As economic activity picked back up in 2021 following mass layoffs and strict regulations on businesses meant to stem the spread of COVID-19, prices began to increase at historic rates. Between 2019 and 2023, prices for food rose a whopping 25%, outpacing the rising cost of housing, health care, and items like clothing.

By the summer of 2022, inflation was reaching its peak. Miami was among the 10 most populous metro areas that saw the largest spikes in food insecurity over the time period analyzed, particularly in 2022. Today it sits at a lower rate than in 2020.

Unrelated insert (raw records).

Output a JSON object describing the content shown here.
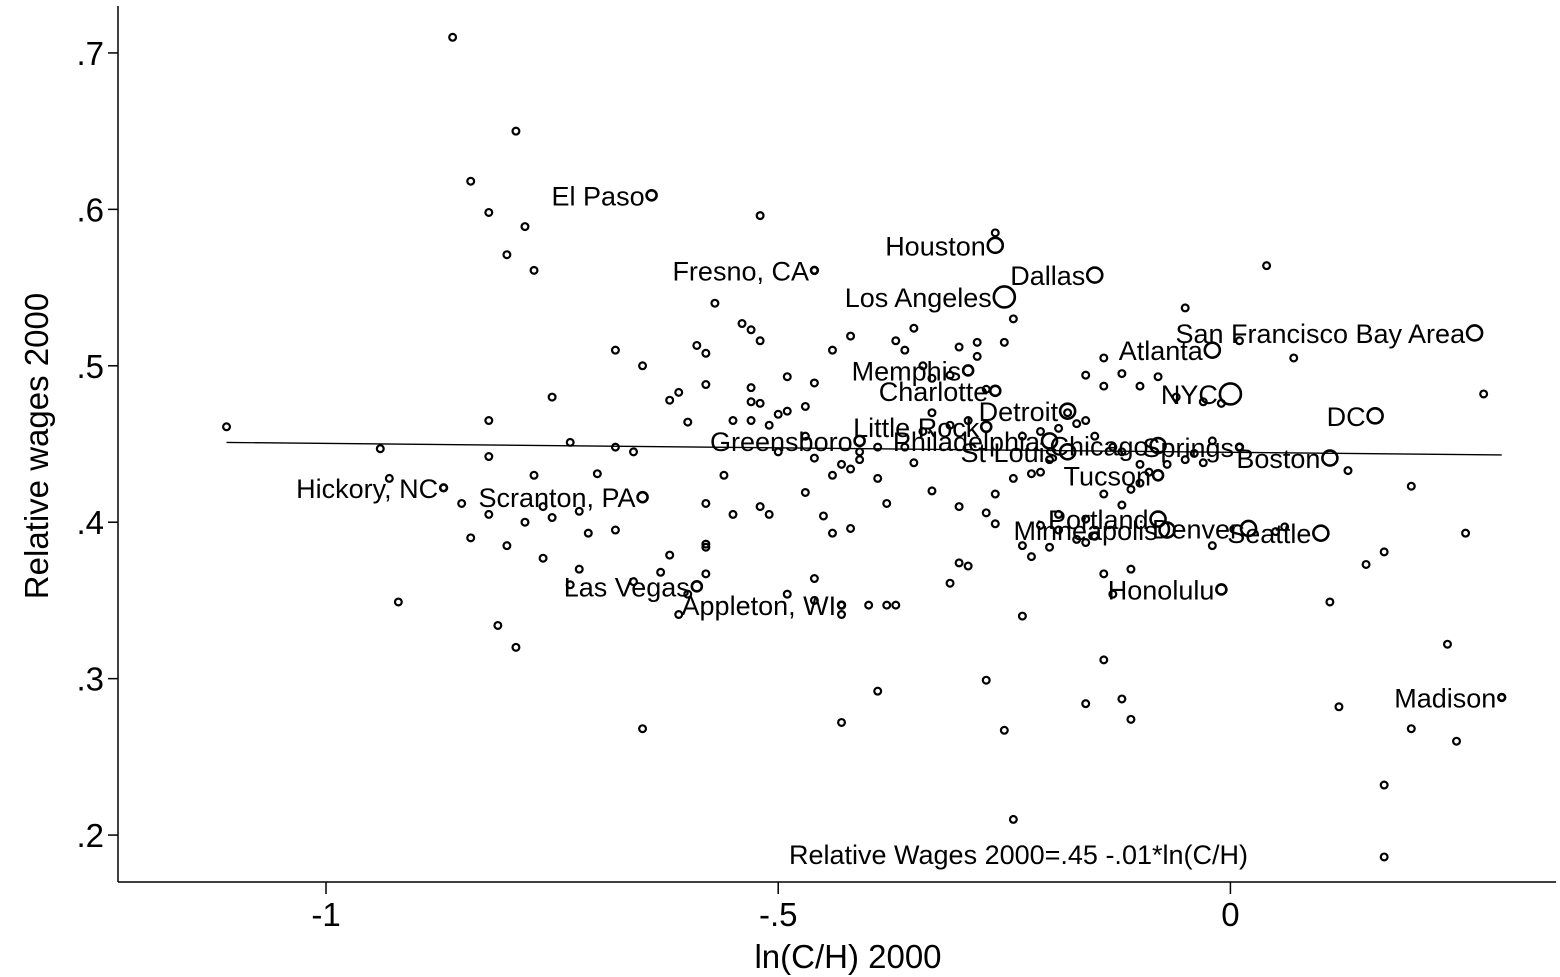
{
  "chart_data": {
    "type": "scatter",
    "xlabel": "ln(C/H) 2000",
    "ylabel": "Relative wages 2000",
    "xlim": [
      -1.23,
      0.36
    ],
    "ylim": [
      0.17,
      0.73
    ],
    "x_ticks": [
      {
        "value": -1,
        "label": "-1"
      },
      {
        "value": -0.5,
        "label": "-.5"
      },
      {
        "value": 0,
        "label": "0"
      }
    ],
    "y_ticks": [
      {
        "value": 0.2,
        "label": ".2"
      },
      {
        "value": 0.3,
        "label": ".3"
      },
      {
        "value": 0.4,
        "label": ".4"
      },
      {
        "value": 0.5,
        "label": ".5"
      },
      {
        "value": 0.6,
        "label": ".6"
      },
      {
        "value": 0.7,
        "label": ".7"
      }
    ],
    "fit_line": {
      "x0": -1.11,
      "y0": 0.451,
      "x1": 0.3,
      "y1": 0.443
    },
    "annotation": "Relative Wages 2000=.45 -.01*ln(C/H)",
    "labeled_points": [
      {
        "name": "El Paso",
        "x": -0.64,
        "y": 0.609,
        "size": 2
      },
      {
        "name": "Houston",
        "x": -0.26,
        "y": 0.577,
        "size": 3
      },
      {
        "name": "Fresno, CA",
        "x": -0.46,
        "y": 0.561,
        "size": 1
      },
      {
        "name": "Dallas",
        "x": -0.15,
        "y": 0.558,
        "size": 3
      },
      {
        "name": "Los Angeles",
        "x": -0.25,
        "y": 0.544,
        "size": 4
      },
      {
        "name": "San Francisco Bay Area",
        "x": 0.27,
        "y": 0.521,
        "size": 3
      },
      {
        "name": "Atlanta",
        "x": -0.02,
        "y": 0.51,
        "size": 3
      },
      {
        "name": "Memphis",
        "x": -0.29,
        "y": 0.497,
        "size": 2
      },
      {
        "name": "NYC",
        "x": 0,
        "y": 0.482,
        "size": 4
      },
      {
        "name": "Charlotte",
        "x": -0.26,
        "y": 0.484,
        "size": 2
      },
      {
        "name": "DC",
        "x": 0.16,
        "y": 0.468,
        "size": 3
      },
      {
        "name": "Detroit",
        "x": -0.18,
        "y": 0.471,
        "size": 3
      },
      {
        "name": "Little Rock",
        "x": -0.27,
        "y": 0.461,
        "size": 2
      },
      {
        "name": "Greensboro",
        "x": -0.41,
        "y": 0.452,
        "size": 2
      },
      {
        "name": "Philadelphia",
        "x": -0.2,
        "y": 0.452,
        "size": 3
      },
      {
        "name": "Chicago",
        "x": -0.08,
        "y": 0.449,
        "size": 3
      },
      {
        "name": "Springs",
        "x": 0.01,
        "y": 0.448,
        "size": 1
      },
      {
        "name": "Boston",
        "x": 0.11,
        "y": 0.441,
        "size": 3
      },
      {
        "name": "St Louis",
        "x": -0.18,
        "y": 0.445,
        "size": 3
      },
      {
        "name": "Tucson",
        "x": -0.08,
        "y": 0.43,
        "size": 2
      },
      {
        "name": "Hickory, NC",
        "x": -0.87,
        "y": 0.422,
        "size": 1
      },
      {
        "name": "Scranton, PA",
        "x": -0.65,
        "y": 0.416,
        "size": 2
      },
      {
        "name": "Portland",
        "x": -0.08,
        "y": 0.402,
        "size": 3
      },
      {
        "name": "Minneapolis",
        "x": -0.07,
        "y": 0.395,
        "size": 3
      },
      {
        "name": "Denver",
        "x": 0.02,
        "y": 0.396,
        "size": 3
      },
      {
        "name": "Seattle",
        "x": 0.1,
        "y": 0.393,
        "size": 3
      },
      {
        "name": "Las Vegas",
        "x": -0.59,
        "y": 0.359,
        "size": 2
      },
      {
        "name": "Honolulu",
        "x": -0.01,
        "y": 0.357,
        "size": 2
      },
      {
        "name": "Appleton, WI",
        "x": -0.43,
        "y": 0.347,
        "size": 1
      },
      {
        "name": "Madison",
        "x": 0.3,
        "y": 0.288,
        "size": 1
      }
    ],
    "points": [
      [
        -0.86,
        0.71
      ],
      [
        -0.79,
        0.65
      ],
      [
        -0.84,
        0.618
      ],
      [
        -0.82,
        0.598
      ],
      [
        -0.78,
        0.589
      ],
      [
        -0.8,
        0.571
      ],
      [
        -0.77,
        0.561
      ],
      [
        -0.52,
        0.596
      ],
      [
        -0.57,
        0.54
      ],
      [
        -0.54,
        0.527
      ],
      [
        -0.53,
        0.523
      ],
      [
        -0.52,
        0.516
      ],
      [
        -0.59,
        0.513
      ],
      [
        -0.58,
        0.508
      ],
      [
        -0.65,
        0.5
      ],
      [
        -0.68,
        0.51
      ],
      [
        -0.62,
        0.478
      ],
      [
        -0.61,
        0.483
      ],
      [
        -0.58,
        0.488
      ],
      [
        -0.53,
        0.486
      ],
      [
        -0.52,
        0.476
      ],
      [
        -0.5,
        0.469
      ],
      [
        -0.49,
        0.471
      ],
      [
        -0.47,
        0.474
      ],
      [
        -0.49,
        0.493
      ],
      [
        -0.46,
        0.489
      ],
      [
        -0.44,
        0.51
      ],
      [
        -0.42,
        0.519
      ],
      [
        -0.37,
        0.516
      ],
      [
        -0.35,
        0.524
      ],
      [
        -0.36,
        0.51
      ],
      [
        -0.3,
        0.512
      ],
      [
        -0.28,
        0.506
      ],
      [
        -0.25,
        0.515
      ],
      [
        -0.31,
        0.494
      ],
      [
        -0.27,
        0.485
      ],
      [
        -0.34,
        0.5
      ],
      [
        -0.33,
        0.47
      ],
      [
        -0.29,
        0.465
      ],
      [
        -0.31,
        0.462
      ],
      [
        -0.34,
        0.458
      ],
      [
        -0.36,
        0.448
      ],
      [
        -0.39,
        0.448
      ],
      [
        -0.41,
        0.445
      ],
      [
        -0.43,
        0.437
      ],
      [
        -0.42,
        0.434
      ],
      [
        -0.44,
        0.43
      ],
      [
        -0.41,
        0.44
      ],
      [
        -0.46,
        0.441
      ],
      [
        -0.47,
        0.455
      ],
      [
        -0.5,
        0.445
      ],
      [
        -0.51,
        0.462
      ],
      [
        -0.53,
        0.465
      ],
      [
        -0.55,
        0.465
      ],
      [
        -0.56,
        0.43
      ],
      [
        -0.55,
        0.405
      ],
      [
        -0.52,
        0.41
      ],
      [
        -0.51,
        0.405
      ],
      [
        -0.47,
        0.419
      ],
      [
        -0.45,
        0.404
      ],
      [
        -0.42,
        0.396
      ],
      [
        -0.44,
        0.393
      ],
      [
        -0.38,
        0.412
      ],
      [
        -0.39,
        0.428
      ],
      [
        -0.35,
        0.438
      ],
      [
        -0.33,
        0.42
      ],
      [
        -0.3,
        0.41
      ],
      [
        -0.27,
        0.406
      ],
      [
        -0.26,
        0.418
      ],
      [
        -0.24,
        0.428
      ],
      [
        -0.22,
        0.431
      ],
      [
        -0.21,
        0.432
      ],
      [
        -0.2,
        0.44
      ],
      [
        -0.23,
        0.455
      ],
      [
        -0.21,
        0.458
      ],
      [
        -0.19,
        0.46
      ],
      [
        -0.17,
        0.463
      ],
      [
        -0.16,
        0.465
      ],
      [
        -0.18,
        0.47
      ],
      [
        -0.15,
        0.455
      ],
      [
        -0.13,
        0.448
      ],
      [
        -0.12,
        0.445
      ],
      [
        -0.1,
        0.437
      ],
      [
        -0.09,
        0.432
      ],
      [
        -0.14,
        0.418
      ],
      [
        -0.12,
        0.411
      ],
      [
        -0.11,
        0.421
      ],
      [
        -0.1,
        0.425
      ],
      [
        -0.07,
        0.437
      ],
      [
        -0.05,
        0.44
      ],
      [
        -0.03,
        0.438
      ],
      [
        -0.02,
        0.452
      ],
      [
        -0.04,
        0.444
      ],
      [
        -0.14,
        0.487
      ],
      [
        -0.12,
        0.495
      ],
      [
        -0.1,
        0.487
      ],
      [
        -0.08,
        0.493
      ],
      [
        -0.06,
        0.48
      ],
      [
        -0.03,
        0.477
      ],
      [
        -0.01,
        0.476
      ],
      [
        -0.16,
        0.494
      ],
      [
        -0.14,
        0.505
      ],
      [
        -0.05,
        0.537
      ],
      [
        0.01,
        0.516
      ],
      [
        0.04,
        0.564
      ],
      [
        0.07,
        0.505
      ],
      [
        -0.26,
        0.585
      ],
      [
        -0.28,
        0.515
      ],
      [
        -0.33,
        0.492
      ],
      [
        -0.24,
        0.53
      ],
      [
        -0.21,
        0.398
      ],
      [
        -0.2,
        0.384
      ],
      [
        -0.19,
        0.395
      ],
      [
        -0.22,
        0.378
      ],
      [
        -0.17,
        0.389
      ],
      [
        -0.16,
        0.387
      ],
      [
        -0.14,
        0.367
      ],
      [
        -0.13,
        0.354
      ],
      [
        -0.11,
        0.37
      ],
      [
        -0.15,
        0.391
      ],
      [
        -0.16,
        0.402
      ],
      [
        -0.19,
        0.405
      ],
      [
        -0.23,
        0.385
      ],
      [
        -0.26,
        0.399
      ],
      [
        -0.29,
        0.372
      ],
      [
        -0.31,
        0.361
      ],
      [
        -0.37,
        0.347
      ],
      [
        -0.38,
        0.347
      ],
      [
        -0.4,
        0.347
      ],
      [
        -0.43,
        0.341
      ],
      [
        -0.46,
        0.364
      ],
      [
        -0.49,
        0.354
      ],
      [
        -0.58,
        0.386
      ],
      [
        -0.58,
        0.367
      ],
      [
        -0.58,
        0.384
      ],
      [
        -0.61,
        0.341
      ],
      [
        -0.62,
        0.379
      ],
      [
        -0.6,
        0.354
      ],
      [
        -0.63,
        0.368
      ],
      [
        -0.66,
        0.362
      ],
      [
        -0.68,
        0.395
      ],
      [
        -0.71,
        0.393
      ],
      [
        -0.72,
        0.407
      ],
      [
        -0.75,
        0.403
      ],
      [
        -0.76,
        0.41
      ],
      [
        -0.78,
        0.4
      ],
      [
        -0.8,
        0.385
      ],
      [
        -0.82,
        0.405
      ],
      [
        -0.84,
        0.39
      ],
      [
        -0.85,
        0.412
      ],
      [
        -0.76,
        0.377
      ],
      [
        -0.72,
        0.37
      ],
      [
        -0.73,
        0.36
      ],
      [
        -0.77,
        0.43
      ],
      [
        -0.7,
        0.431
      ],
      [
        -0.66,
        0.445
      ],
      [
        -0.68,
        0.448
      ],
      [
        -0.73,
        0.451
      ],
      [
        -0.82,
        0.442
      ],
      [
        -0.82,
        0.465
      ],
      [
        -0.75,
        0.48
      ],
      [
        -0.94,
        0.447
      ],
      [
        -0.93,
        0.428
      ],
      [
        -0.92,
        0.349
      ],
      [
        -1.11,
        0.461
      ],
      [
        -0.81,
        0.334
      ],
      [
        -0.79,
        0.32
      ],
      [
        -0.65,
        0.268
      ],
      [
        -0.58,
        0.412
      ],
      [
        -0.53,
        0.477
      ],
      [
        -0.6,
        0.464
      ],
      [
        -0.3,
        0.374
      ],
      [
        -0.27,
        0.299
      ],
      [
        -0.25,
        0.267
      ],
      [
        -0.24,
        0.21
      ],
      [
        -0.23,
        0.34
      ],
      [
        -0.16,
        0.284
      ],
      [
        -0.14,
        0.312
      ],
      [
        -0.12,
        0.287
      ],
      [
        -0.11,
        0.274
      ],
      [
        -0.39,
        0.292
      ],
      [
        -0.43,
        0.272
      ],
      [
        -0.46,
        0.35
      ],
      [
        0.11,
        0.349
      ],
      [
        0.12,
        0.282
      ],
      [
        0.15,
        0.373
      ],
      [
        0.17,
        0.381
      ],
      [
        0.17,
        0.232
      ],
      [
        0.2,
        0.423
      ],
      [
        0.2,
        0.268
      ],
      [
        0.24,
        0.322
      ],
      [
        0.25,
        0.26
      ],
      [
        0.26,
        0.393
      ],
      [
        0.28,
        0.482
      ],
      [
        0.13,
        0.433
      ],
      [
        0.05,
        0.394
      ],
      [
        0.06,
        0.397
      ],
      [
        -0.02,
        0.385
      ],
      [
        0.17,
        0.186
      ]
    ]
  }
}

Houston stands out as having the highest food insecurity rate at nearly 16% of residents in April of this year. Cities in Texas were among the hardest hit in the country by inflation.

Other metros have seen their rates drop below 2020 levels. In the Dallas-Fort Worth and Los Angeles metros, food insecurity has come down from levels recorded in August of the first year of the pandemic, when aid organizations were scrambling to meet the needs of an underemployed population reeling from a historically deep recession earlier in the year.